Poor With Clean Conscience
January 13, 2010
I retired in 1982, 20 years of military experience and three and a half years of college. I had no assistance so there was no transition available for members leaving service at that period in time. I was on my own. I wanted to get in government service thinking my expertise could open doors, but I ran into the “good ole boy” network and refused to accept a GS2 or GS3 job with all my skills.
I did accept a GS4 job and my experience was that if you showed any initiative you were given all the work to do and the other people in the office simply walked the halls.
It seemed that the “hall-walkers” got promoted to higher paying positions, and I was overlooked because I questioned the system.
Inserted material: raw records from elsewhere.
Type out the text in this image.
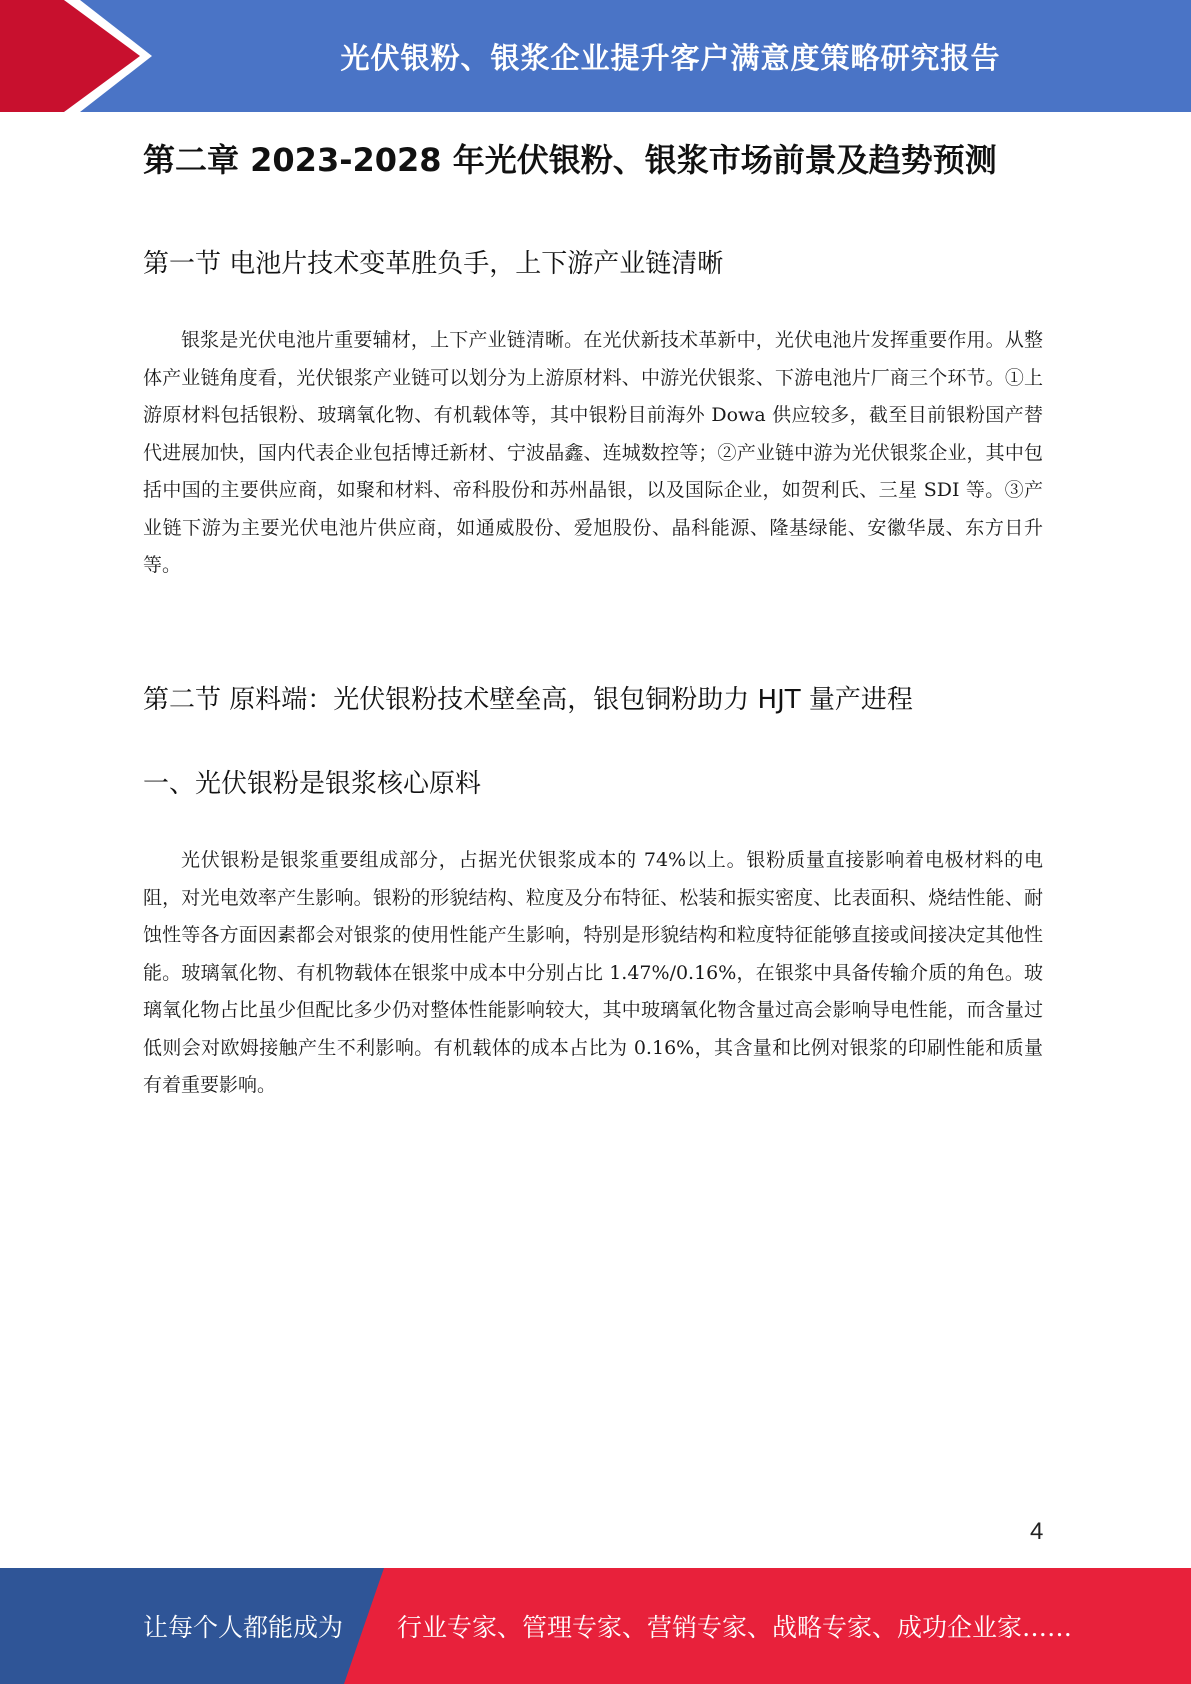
光伏银粉、银浆企业提升客户满意度策略研究报告
第二章 2023-2028 年光伏银粉、银浆市场前景及趋势预测
第一节 电池片技术变革胜负手，上下游产业链清晰
银浆是光伏电池片重要辅材，上下产业链清晰。在光伏新技术革新中，光伏电池片发挥重要作用。从整体产业链角度看，光伏银浆产业链可以划分为上游原材料、中游光伏银浆、下游电池片厂商三个环节。①上游原材料包括银粉、玻璃氧化物、有机载体等，其中银粉目前海外 Dowa 供应较多，截至目前银粉国产替代进展加快，国内代表企业包括博迁新材、宁波晶鑫、连城数控等；②产业链中游为光伏银浆企业，其中包括中国的主要供应商，如聚和材料、帝科股份和苏州晶银，以及国际企业，如贺利氏、三星 SDI 等。③产业链下游为主要光伏电池片供应商，如通威股份、爱旭股份、晶科能源、隆基绿能、安徽华晟、东方日升等。
第二节 原料端：光伏银粉技术壁垒高，银包铜粉助力 HJT 量产进程
一、光伏银粉是银浆核心原料
光伏银粉是银浆重要组成部分，占据光伏银浆成本的 74%以上。银粉质量直接影响着电极材料的电阻，对光电效率产生影响。银粉的形貌结构、粒度及分布特征、松装和振实密度、比表面积、烧结性能、耐蚀性等各方面因素都会对银浆的使用性能产生影响，特别是形貌结构和粒度特征能够直接或间接决定其他性能。玻璃氧化物、有机物载体在银浆中成本中分别占比 1.47%/0.16%，在银浆中具备传输介质的角色。玻璃氧化物占比虽少但配比多少仍对整体性能影响较大，其中玻璃氧化物含量过高会影响导电性能，而含量过低则会对欧姆接触产生不利影响。有机载体的成本占比为 0.16%，其含量和比例对银浆的印刷性能和质量有着重要影响。
4
让每个人都能成为 行业专家、管理专家、营销专家、战略专家、成功企业家……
I wasn’t willing to sell my soul for a position that would cause me to owe something to a hall-walker while they reaped the monetary and promotional rewards. Hard lesson to learn but I sleep well at night and owe no one anything. I’m poor but have a clean conscience.
(Submitted by Robert Peters)




Robert,
Rest assured.….. things have not changed. I’m in the boat you were in 1982, 22 years service (but a 20 year break in there as well).… and both the Military and government still have the hall-walkers. They get schools, promotions, assignments, etc. without earning them.….
I’m getting out — I have a friend who offered me a job… that works
I’ll be poor too but I’ll also have a very clean conscience.
Some day we’ll have a cleanup of all the waste, fraud and abuse of the system — but don’t hold your breath.